McKenzie-Willamette Medical Center in Springfield has launched a drive-through COVID-19 test unit. With procurements from the University of Oregon, the hospital now has in-house equipment to provide expanded community testing.

In order to re-open the state, Oregon Governor Kate Brown says increased local testing is necessary. Those efforts have been hampered in Lane County. Sorely needed testing equipment and materials have often been unavailable or re-routed to other places with greater need.

Drive Through testing happening at clearly marked entrance to McKenzie-Willamette hospital.
Credit McKenzie-Willamette Medical Center

On Monday, McKenzie-Willamette hospital opened a drive-through testing unit. Assistant CEO Adam Loris is project lead on the newly established lab. He says they’ve created their own form for doctors to order a test for the virus.  

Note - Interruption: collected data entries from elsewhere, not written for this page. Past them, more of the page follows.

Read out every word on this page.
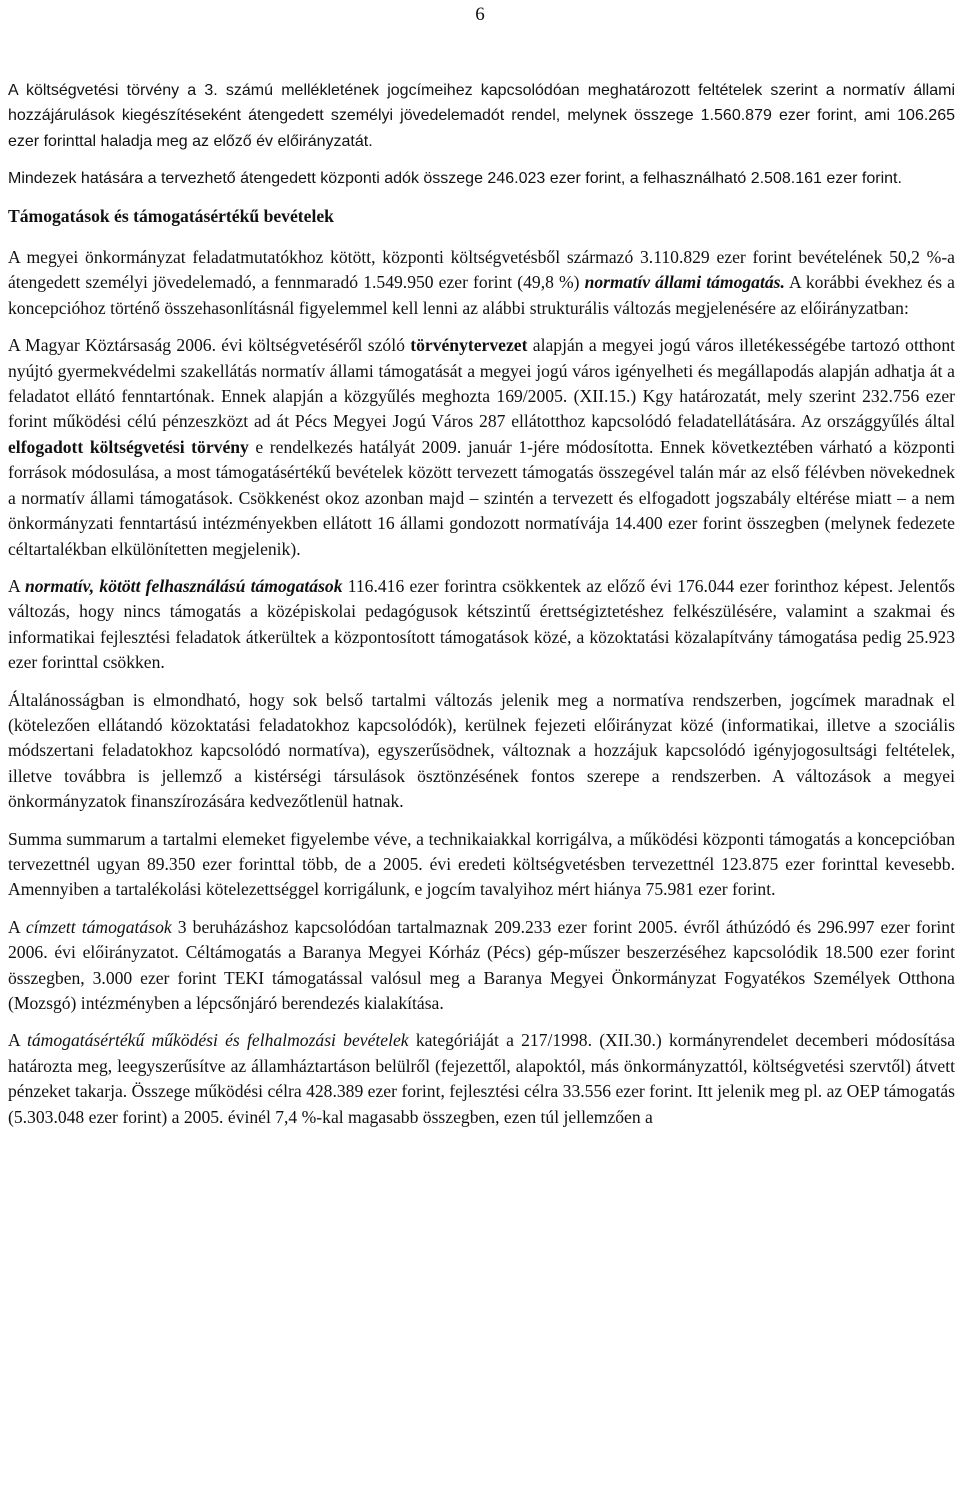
6

A költségvetési törvény a 3. számú mellékletének jogcímeihez kapcsolódóan meghatározott feltételek szerint a normatív állami hozzájárulások kiegészítéseként átengedett személyi jövedelemadót rendel, melynek összege 1.560.879 ezer forint, ami 106.265 ezer forinttal haladja meg az előző év előirányzatát.

Mindezek hatására a tervezhető átengedett központi adók összege 246.023 ezer forint, a felhasználható 2.508.161 ezer forint.

Támogatások és támogatásértékű bevételek

A megyei önkormányzat feladatmutatókhoz kötött, központi költségvetésből származó 3.110.829 ezer forint bevételének 50,2 %-a átengedett személyi jövedelemadó, a fennmaradó 1.549.950 ezer forint (49,8 %) normatív állami támogatás. A korábbi évekhez és a koncepcióhoz történő összehasonlításnál figyelemmel kell lenni az alábbi strukturális változás megjelenésére az előirányzatban:

A Magyar Köztársaság 2006. évi költségvetéséről szóló törvénytervezet alapján a megyei jogú város illetékességébe tartozó otthont nyújtó gyermekvédelmi szakellátás normatív állami támogatását a megyei jogú város igényelheti és megállapodás alapján adhatja át a feladatot ellátó fenntartónak. Ennek alapján a közgyűlés meghozta 169/2005. (XII.15.) Kgy határozatát, mely szerint 232.756 ezer forint működési célú pénzeszközt ad át Pécs Megyei Jogú Város 287 ellátotthoz kapcsolódó feladatellátására. Az országgyűlés által elfogadott költségvetési törvény e rendelkezés hatályát 2009. január 1-jére módosította. Ennek következtében várható a központi források módosulása, a most támogatásértékű bevételek között tervezett támogatás összegével talán már az első félévben növekednek a normatív állami támogatások. Csökkenést okoz azonban majd – szintén a tervezett és elfogadott jogszabály eltérése miatt – a nem önkormányzati fenntartású intézményekben ellátott 16 állami gondozott normatívája 14.400 ezer forint összegben (melynek fedezete céltartalékban elkülönítetten megjelenik).

A normatív, kötött felhasználású támogatások 116.416 ezer forintra csökkentek az előző évi 176.044 ezer forinthoz képest. Jelentős változás, hogy nincs támogatás a középiskolai pedagógusok kétszintű érettségiztetéshez felkészülésére, valamint a szakmai és informatikai fejlesztési feladatok átkerültek a központosított támogatások közé, a közoktatási közalapítvány támogatása pedig 25.923 ezer forinttal csökken.

Általánosságban is elmondható, hogy sok belső tartalmi változás jelenik meg a normatíva rendszerben, jogcímek maradnak el (kötelezően ellátandó közoktatási feladatokhoz kapcsolódók), kerülnek fejezeti előirányzat közé (informatikai, illetve a szociális módszertani feladatokhoz kapcsolódó normatíva), egyszerűsödnek, változnak a hozzájuk kapcsolódó igényjogosultsági feltételek, illetve továbbra is jellemző a kistérségi társulások ösztönzésének fontos szerepe a rendszerben. A változások a megyei önkormányzatok finanszírozására kedvezőtlenül hatnak.

Summa summarum a tartalmi elemeket figyelembe véve, a technikaiakkal korrigálva, a működési központi támogatás a koncepcióban tervezettnél ugyan 89.350 ezer forinttal több, de a 2005. évi eredeti költségvetésben tervezettnél 123.875 ezer forinttal kevesebb. Amennyiben a tartalékolási kötelezettséggel korrigálunk, e jogcím tavalyihoz mért hiánya 75.981 ezer forint.

A címzett támogatások 3 beruházáshoz kapcsolódóan tartalmaznak 209.233 ezer forint 2005. évről áthúzódó és 296.997 ezer forint 2006. évi előirányzatot. Céltámogatás a Baranya Megyei Kórház (Pécs) gép-műszer beszerzéséhez kapcsolódik 18.500 ezer forint összegben, 3.000 ezer forint TEKI támogatással valósul meg a Baranya Megyei Önkormányzat Fogyatékos Személyek Otthona (Mozsgó) intézményben a lépcsőnjáró berendezés kialakítása.

A támogatásértékű működési és felhalmozási bevételek kategóriáját a 217/1998. (XII.30.) kormányrendelet decemberi módosítása határozta meg, leegyszerűsítve az államháztartáson belülről (fejezettől, alapoktól, más önkormányzattól, költségvetési szervtől) átvett pénzeket takarja. Összege működési célra 428.389 ezer forint, fejlesztési célra 33.556 ezer forint. Itt jelenik meg pl. az OEP támogatás (5.303.048 ezer forint) a 2005. évinél 7,4 %-kal magasabb összegben, ezen túl jellemzően a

A patient in a big truck drives up for COVID-19 testing at the new in-house lab at McKenzie-Willamette hospital. The U of O procured important lab equipment necessary to enable the drive-thru testing.
Credit Tim Christie, University of Oregon

“So what we’re doing is encouraging anybody who feels like they’ve had an exposure to COVID or are symptomatic, to go see their primary care provider, have them fill out this referral and then come.”

This is Adam Loris, Assistant CEO and administrative lead for COVID-19 testing unit at McKenzie-Willamette Medical Center.
Credit McKenzie-Willamette Medical Center

Swabbed specimens are collected curbside Monday through Friday from 1 to 5pm. Over 40 tests have been taken thus far. Loris says capacity will be greatly expanded once a high capacity batch analyzer called the KingFisher (Thermo Fisher Scientific) arrives at the end of April. He says this should increase testing volume from 100 to 500 test a day with-- results in a few hours. 

Loris says the U of O used its leverage to procure lab equipment in high demand. Items like micro-centrifuges, pipetting machines, biosafe cabinets and nasal swabs.  He says the partnership with the university will have resounding impacts on the community.